According to Nick Zangwill, “we give many descriptions of music (and of the way music sounds) that are not emotion descriptions, yet which are obviously metaphorical.” (392) In his essay, “Music, Metaphor, and Emotion,” Zangwill begins to address the idea that music is described in terms of an emotion, but he also tackles the idea that this is done through use of metaphor. This language is important, because it gives the listener a way to begin to knowledgeably address the way that a piece of music makes them feel. Zangwill also continues to emphasize the fact that music is described with terms that we do not typically apply or associate with emotions (392). The argument that Zangwill makes is that music should be described, for best effect, with a combination of emotional and nonemotional metaphors. The example he uses is that “angry music is usually violent or jagged.” (393)

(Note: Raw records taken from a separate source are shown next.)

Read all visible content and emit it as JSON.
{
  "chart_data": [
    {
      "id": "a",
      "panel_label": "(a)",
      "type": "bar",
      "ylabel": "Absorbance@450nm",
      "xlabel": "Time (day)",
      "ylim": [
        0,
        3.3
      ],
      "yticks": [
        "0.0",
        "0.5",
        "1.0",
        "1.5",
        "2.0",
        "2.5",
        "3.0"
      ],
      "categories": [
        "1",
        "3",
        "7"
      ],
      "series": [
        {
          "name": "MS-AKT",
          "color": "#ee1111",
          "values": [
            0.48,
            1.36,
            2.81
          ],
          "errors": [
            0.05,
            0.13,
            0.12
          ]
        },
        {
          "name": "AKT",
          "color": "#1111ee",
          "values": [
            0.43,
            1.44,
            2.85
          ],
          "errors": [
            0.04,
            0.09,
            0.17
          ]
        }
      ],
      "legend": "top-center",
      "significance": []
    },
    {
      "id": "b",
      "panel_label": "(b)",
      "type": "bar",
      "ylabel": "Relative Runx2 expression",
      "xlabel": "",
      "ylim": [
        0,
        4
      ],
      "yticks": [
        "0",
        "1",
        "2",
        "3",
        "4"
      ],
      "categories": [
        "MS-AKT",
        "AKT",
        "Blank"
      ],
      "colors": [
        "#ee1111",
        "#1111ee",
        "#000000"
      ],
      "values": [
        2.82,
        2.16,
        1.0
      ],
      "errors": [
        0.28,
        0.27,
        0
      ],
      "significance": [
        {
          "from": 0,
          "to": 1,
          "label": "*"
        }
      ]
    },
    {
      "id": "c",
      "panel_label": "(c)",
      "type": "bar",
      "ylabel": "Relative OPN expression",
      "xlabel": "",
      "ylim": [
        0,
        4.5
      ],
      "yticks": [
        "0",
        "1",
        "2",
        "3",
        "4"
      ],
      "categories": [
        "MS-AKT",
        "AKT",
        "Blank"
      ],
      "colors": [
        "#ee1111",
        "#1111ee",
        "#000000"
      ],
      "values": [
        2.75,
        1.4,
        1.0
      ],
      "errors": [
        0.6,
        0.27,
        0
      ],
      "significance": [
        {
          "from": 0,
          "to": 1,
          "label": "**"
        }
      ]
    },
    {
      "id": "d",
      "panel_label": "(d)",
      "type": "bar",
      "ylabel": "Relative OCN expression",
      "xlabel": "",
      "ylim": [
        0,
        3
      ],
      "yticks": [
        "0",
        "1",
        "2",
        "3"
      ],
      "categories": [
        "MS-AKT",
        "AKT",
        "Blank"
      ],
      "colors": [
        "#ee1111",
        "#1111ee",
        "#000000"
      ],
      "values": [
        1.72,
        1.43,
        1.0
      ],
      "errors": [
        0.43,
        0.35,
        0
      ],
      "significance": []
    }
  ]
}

This concept makes quite a bit of sense in association with the questions that Matravers posed. In order to address the ways in which music creates or causes an experience, there must first be a basic understanding of how to discuss the experience or emotion that is generated or felt. As such, the first step to understanding the way that music affects an individual is for that person to be able to coherently express their opinion on the mood or tone of the piece. In fact, later in his essay, Zangwill writes, “primary musical experience involves various experiences, such as perceptual experiences of the music and experiences of pleasure in the music.” (397) Zangwill’s argument is that the emotional reactions are not part of the music itself, but rather “some typical music-reaction correlations.” (398). I think that this argument is valid, but that emotion itself should be viewed as an elastic concept which evolves along with the listener’s understanding of the piece. In light of the research that I have done on the subject, and in light of my personal experiences, I am not certain that Zangwill’s argument is correct, however many of his points do have merit. Additionally, I can understand how the reaction a listener has to music could be an understanding and acknowledgement of the emotion that it is perceived to be describing and not an actual evocation of emotion.

In Matravers’ essay, the idea of experience as an imagination or perception is also touched on. He writes, “the experience the sound causes in us is correctly described (…) as our imagining of it [the experience]” (359). I take this to mean that, in a way, Matravers is agreeing with the idea that music is a two part experience, and that he argues for the reaction to music while the music is being experienced. In order to have a reaction to the music itself and to an imagination of an emotion that is being evoked, the listener is necessarily engaged in the music and in a mental state that creates emotional references. Thus, I think that it is reasonable to state that the experience of music is related to a personal knowledge of emotional context.

Matravers, Derek, “The Experience of Emotion in Music,” The Journal of Aesthetics and Art Criticism 61, no. 4 (Fall 2003): 353-63. Accessed November 4, 2015. JSTOR.

Zangwill, Nick, “Music, Metaphor, and Emotion,” The Journal of Aesthetics and Art Criticism 65, no. 4 (Fall 2007): 391-400. Accessed November 4, 2015. JSTOR.